Ayant discuté avec Jean-Frédéric Poisson avant de publier le communiqué qui a déclenché la polémique, Francis Kalifat attend un retrait total de ses propos : « Je lui ai demandé mercredi de revenir dessus. Il n’a pas voulu, au contraire, il a essayé de me convaincre au téléphone qu’il avait raison, il m’a dit qu’il y a bien un lobby sioniste aux Etats-Unis qui s’appelle l’Aipac.

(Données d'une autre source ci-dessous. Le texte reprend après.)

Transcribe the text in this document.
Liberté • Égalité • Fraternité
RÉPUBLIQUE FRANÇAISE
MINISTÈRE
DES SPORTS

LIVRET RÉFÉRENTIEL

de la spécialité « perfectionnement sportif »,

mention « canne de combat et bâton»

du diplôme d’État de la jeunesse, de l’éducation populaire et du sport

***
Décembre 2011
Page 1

On n’était pas dans une démarche où il disait "oui, je comprends". C’est ce qui a motivé mon communiqué. »

« Je regrette que mes propos aient pu vous blesser ou causer des craintes ou des doutes dans votre esprit. J’ai manifesté en bien des occasions mon soutien indéfectible aux juifs de France. Je condamne avec la dernière énergie toute forme d’antisémitisme », a répondu le député des Yvelines dans une lettre adressée à Francis Kalifat ce vendredi.

Que prévoit la charte de la primaire ?

« Je sais que la Haute Autorité est attentive à tout ce qui pourrait nuire à la crédibilité et à la qualité du processus de la primaire. À cet égard, au titre de l’article 10-4 de la Charte, je saisis la Haute Autorité de cette question et je souhaite qu’elle puisse se prononcer notamment sur le respect de l’article 1-3 par Monsieur Jean-Frédéric Poisson », a justifié Nathalie Kosciusko-Morizet dans sa lettre ce vendredi. Elle s’appuie sur un article qui stipule que « les candidats à la primaire signent la présente charte et s’engagent à la respecter ».

A partir de là, la Haute autorité a 48 heures pour statuer « après avoir entendu l’ensemble des représentants des candidats ». Mais la charte à laquelle se réfère NKM n’est pas claire sur les limites au-delà desquelles une exclusion est envisageable : « La Haute autorité a des moyens d’actions prévus à l’article 10-4, elle peut "établir des recommandations" et "adresser des observations aux candidats". Rien n’est écrit sur d’éventuelles sanctions envers des candidats, mais rien n’est exclu. Elle est souveraine, elle va juger en droit », explique-t-on au sein de l’instance. Il faudra attendre la réunion de la Haute autorité mercredi pour en savoir plus sur les critères de décision.